Peter Bradshaw 

The 8th review – the stirring story behind Ireland’s pro-choice triumph

Passion, resolve and canny campaigning are on full show in this energising doc about the landmark 2018 abortion vote
  
  

The 8th
Milestone moment … The 8th Photograph: Publicity image

Two years after the UK’s remainer liberals lost the EU referendum, Irish campaigners fighting to repeal the constitution’s eighth amendment forbidding abortion showed them how you win this kind of vote: with real passion, real vision and real determination not to take anything for granted. In 2018, Ireland’s pro-choice voters won the referendum handsomely – 66% on a 64% turnout – an inspiring story told in this spirited documentary by Aideen Kane, Lucy Kennedy and Maeve O’Boyle.

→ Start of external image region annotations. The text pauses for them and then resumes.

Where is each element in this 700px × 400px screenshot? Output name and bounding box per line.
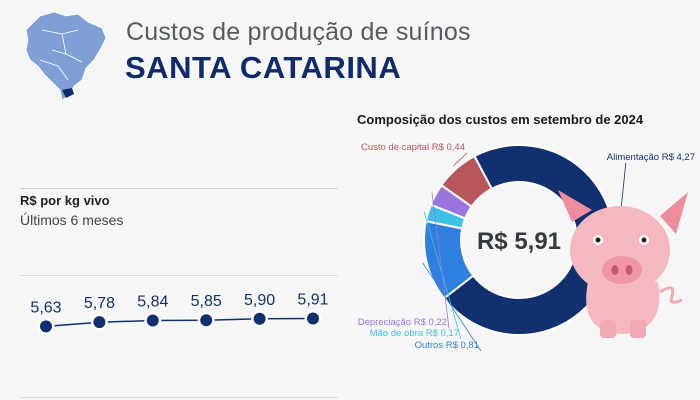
price-point [146, 314, 159, 327]
page-title: SANTA CATARINA [125, 50, 402, 85]
price-point [307, 312, 319, 325]
donut-chart-title: Composição dos custos em setembro de 202… [357, 112, 644, 127]
price-line-chart: 5,63 5,78 5,84 5,85 5,90 5,91 [30, 292, 329, 335]
price-data-label: 5,63 [30, 299, 61, 316]
donut-leader-line [453, 152, 468, 166]
pig-head [570, 206, 670, 294]
pig-nostril [611, 265, 619, 275]
brazil-shape [25, 11, 107, 101]
pig-leg [600, 320, 616, 338]
donut-slice-label: Outros R$ 0,81 [415, 340, 479, 351]
price-data-label: 5,85 [191, 293, 222, 310]
price-point [200, 314, 213, 327]
divider [20, 397, 338, 398]
donut-slice-label: Alimentação R$ 4,27 [607, 152, 695, 163]
price-point [40, 320, 52, 333]
pig-illustration [558, 190, 688, 338]
donut-center-total: R$ 5,91 [477, 228, 561, 255]
price-point [253, 312, 266, 325]
line-chart-subtitle: Últimos 6 meses [20, 212, 124, 228]
pig-snout [602, 256, 642, 284]
cost-donut-chart: R$ 5,91 Alimentação R$ 4,27 Outros R$ 0,81… [358, 142, 695, 352]
price-point [93, 316, 106, 329]
cost-composition-panel: Composição dos custos em setembro de 202… [345, 100, 700, 400]
price-data-label: 5,78 [84, 295, 115, 312]
pig-leg [630, 320, 646, 338]
divider [20, 188, 338, 189]
header: Custos de produção de suínos SANTA CATAR… [0, 0, 700, 101]
pig-pupil [641, 237, 647, 243]
state-lines [39, 29, 83, 81]
price-data-label: 5,84 [137, 293, 168, 310]
pig-ear-left [558, 190, 592, 222]
brazil-map-icon [25, 11, 107, 101]
page-subtitle: Custos de produção de suínos [126, 18, 471, 46]
divider [20, 275, 338, 276]
pig-nostril [625, 265, 633, 275]
donut-slice-label: Custo de capital R$ 0,44 [361, 142, 465, 153]
price-series-line [45, 317, 314, 328]
price-data-label: 5,90 [244, 292, 275, 309]
price-history-panel: R$ por kg vivo Últimos 6 meses 5,63 5,78 5… [0, 120, 345, 400]
donut-leader-line [431, 192, 450, 329]
pig-tail [659, 286, 683, 304]
pig-ear-right [660, 192, 688, 234]
donut-slice-label: Depreciação R$ 0,22 [358, 317, 447, 328]
pig-pupil [595, 237, 601, 243]
donut-slice-label: Mão de obra R$ 0,17 [370, 328, 459, 339]
donut-slice [439, 154, 494, 208]
price-data-label: 5,91 [297, 292, 328, 309]
line-chart-title: R$ por kg vivo [20, 193, 110, 208]
santa-catarina-highlight [62, 88, 74, 98]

So many of Ireland’s women, particularly its young women, were infuriated by the years of being told that their experiences, their health and their safety were quite irrelevant compared with those scruples declaimed by thin-lipped reactionaries of church and state. What galvanised the campaign was the horrific story of Savita Halappanavar, the Indian woman who in 2012 died in University Hospital Galway after a septic miscarriage because a termination was not permitted; the pure shame of that event energised the movement.

The abortion issue is unique, in secular political terms, for the absolute impossibility of dialogue between the two sides, and in fact the pro-choice activists in this film conform to their side’s traditional unwillingness to spell out their baseline beliefs: the foetus does not become fully eligible for human rights until it is a separate entity and has left the mother’s body. Anti-abortionists believe, on the contrary, that this happens on conception, in the womb. It is a fundamentalist belief that in Ireland has traditionally won the day.

But pro-choice women were sick of being lectured and sorrowingly told they were the useful idiots of evil – particularly as this political stance came as part and parcel of a general contempt for women’s rights, of which the Magdalene laundries scandal was another grisly part.

Pro-choice activists won with a campaign that declined to go negative, and, indeed, may have benefited from the attraction of its exuberant “Yes” motif. Now they face decades of vigilance to defend their gains.

  • The 8th is released on 25 May in cinemas and on digital platforms.